Tiago Pitta e Cunha nasceu em Lisboa em Março de 1967. Licenciado na Faculdade de Direito da Universidade Católica Portuguesa (1990) e LL.M. (Legis Magister) em Direito Europeu e Internacional da London School of Economics and Political Science (1994). Assessor do Presidente da Assembleia Geral das Nações Unidas de 1995 a 1996. Delegado à Assembleia Geral das Nações Unidas em 1998 e conselheiro na Missão Permanente de Portugal junto das Nações Unidas (de 1999 a 2002). Representante de Portugal e dos demais Estados-membros da União Europeia, nas Nações Unidas, para os assuntos marítimos, durante as Presidências portuguesa e francesa da União em 2000. Representante de Portugal na Convenção do Direito do Mar das Nações Unidas; na Autoridade Internacional dos Fundos Marinhos, e no Processo Consultivo Informal das Nações Unidas sobre Oceanos e Direito do Mar.
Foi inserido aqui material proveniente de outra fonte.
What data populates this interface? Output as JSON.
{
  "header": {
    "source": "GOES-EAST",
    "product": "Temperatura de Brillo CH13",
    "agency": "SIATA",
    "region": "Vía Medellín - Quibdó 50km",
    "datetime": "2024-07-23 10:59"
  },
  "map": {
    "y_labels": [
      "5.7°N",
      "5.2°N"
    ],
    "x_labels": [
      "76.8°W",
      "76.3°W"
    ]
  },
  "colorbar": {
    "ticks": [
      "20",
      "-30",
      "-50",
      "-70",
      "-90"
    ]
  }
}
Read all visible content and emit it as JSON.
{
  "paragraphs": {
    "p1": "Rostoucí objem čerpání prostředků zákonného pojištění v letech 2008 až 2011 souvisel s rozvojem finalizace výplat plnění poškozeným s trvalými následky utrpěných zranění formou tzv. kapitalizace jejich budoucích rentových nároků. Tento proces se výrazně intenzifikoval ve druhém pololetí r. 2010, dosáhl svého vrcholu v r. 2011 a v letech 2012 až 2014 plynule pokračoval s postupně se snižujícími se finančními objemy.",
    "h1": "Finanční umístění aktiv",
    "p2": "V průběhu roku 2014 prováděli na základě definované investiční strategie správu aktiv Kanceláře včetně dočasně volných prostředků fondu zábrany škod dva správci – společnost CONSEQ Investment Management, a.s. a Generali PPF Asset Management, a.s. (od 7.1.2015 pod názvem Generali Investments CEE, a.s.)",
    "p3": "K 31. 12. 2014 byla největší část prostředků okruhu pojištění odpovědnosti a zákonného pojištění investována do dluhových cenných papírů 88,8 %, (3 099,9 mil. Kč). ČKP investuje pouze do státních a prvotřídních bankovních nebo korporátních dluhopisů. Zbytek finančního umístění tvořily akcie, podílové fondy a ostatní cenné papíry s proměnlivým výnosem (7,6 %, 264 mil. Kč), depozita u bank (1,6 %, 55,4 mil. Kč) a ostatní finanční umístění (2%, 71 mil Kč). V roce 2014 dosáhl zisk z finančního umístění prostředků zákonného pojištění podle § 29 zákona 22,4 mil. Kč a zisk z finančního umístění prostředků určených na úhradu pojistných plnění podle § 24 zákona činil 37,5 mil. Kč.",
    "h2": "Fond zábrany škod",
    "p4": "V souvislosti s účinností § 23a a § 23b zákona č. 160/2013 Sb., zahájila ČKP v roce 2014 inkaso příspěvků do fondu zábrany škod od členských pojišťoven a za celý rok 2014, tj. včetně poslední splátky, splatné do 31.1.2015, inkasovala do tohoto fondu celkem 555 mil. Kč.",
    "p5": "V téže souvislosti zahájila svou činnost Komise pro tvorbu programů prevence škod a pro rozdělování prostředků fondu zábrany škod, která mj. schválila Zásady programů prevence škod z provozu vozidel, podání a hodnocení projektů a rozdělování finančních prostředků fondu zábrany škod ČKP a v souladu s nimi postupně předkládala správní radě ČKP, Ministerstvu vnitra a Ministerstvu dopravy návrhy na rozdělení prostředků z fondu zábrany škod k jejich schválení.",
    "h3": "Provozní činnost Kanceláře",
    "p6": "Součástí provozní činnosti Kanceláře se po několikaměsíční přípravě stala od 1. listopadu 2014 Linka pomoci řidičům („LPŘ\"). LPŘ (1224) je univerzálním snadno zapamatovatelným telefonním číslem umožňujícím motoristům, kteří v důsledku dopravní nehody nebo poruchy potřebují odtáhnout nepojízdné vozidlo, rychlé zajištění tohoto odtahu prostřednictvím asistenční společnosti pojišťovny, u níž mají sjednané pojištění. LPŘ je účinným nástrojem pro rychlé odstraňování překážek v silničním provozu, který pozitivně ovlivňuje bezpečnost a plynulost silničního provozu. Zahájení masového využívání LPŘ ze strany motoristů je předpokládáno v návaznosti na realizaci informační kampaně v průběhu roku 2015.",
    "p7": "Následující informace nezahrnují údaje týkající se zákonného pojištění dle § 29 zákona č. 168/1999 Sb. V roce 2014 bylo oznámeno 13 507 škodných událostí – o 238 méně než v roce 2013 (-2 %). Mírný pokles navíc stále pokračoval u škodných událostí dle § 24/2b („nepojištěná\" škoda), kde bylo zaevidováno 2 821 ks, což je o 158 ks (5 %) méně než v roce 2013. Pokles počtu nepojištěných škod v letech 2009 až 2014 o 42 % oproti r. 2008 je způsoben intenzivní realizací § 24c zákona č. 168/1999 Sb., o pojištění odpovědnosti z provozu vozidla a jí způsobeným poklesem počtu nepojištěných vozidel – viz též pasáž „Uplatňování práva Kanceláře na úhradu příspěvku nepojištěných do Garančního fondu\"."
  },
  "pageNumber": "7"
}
Coordenador da Comissão Estratégica dos Oceanos, um grupo de trabalho de alto nível, nomeado pelo primeiro-ministro, encarregado de redigir uma política nacional para os oceanos (Junho 2003 a Outubro 2004). Membro do Gabinete do comissário  para os Assuntos Marítimos europeu e coordenador da nova Política Marítima Integrada da União Europeia (Novembro de 2004 a Fevereiro de 2010). É actualmente consultor do Senhor Presidente da República para os assuntos do mar.

 

Ainda há mar português? Ou é da Europa?

 

Não há mar da Europa, mas apenas dos seus Estado membros. Portugal tem uma Zona Económica Exclusiva (i.e. 200 milhas náuticas a contar da costa) que é a maior da UE e que sozinha corresponde a quase 50% de todas as outras juntas. Com a delimitação da plataforma continental Portugal tornar-se-á em termos de jurisdição e controle dos recursos económicos do solo e sub-solo marítimos um dos maiores países do mundo, provavelmente dentro dos dez maiores.

 

O mar foi o passado. Pode ter futuro?

 

Para responder à pergunta se o mar pode ser o futuro é preciso ler o livro. É claro que sim, assim o saibamos “navegar”. Impossível responder sucintamente.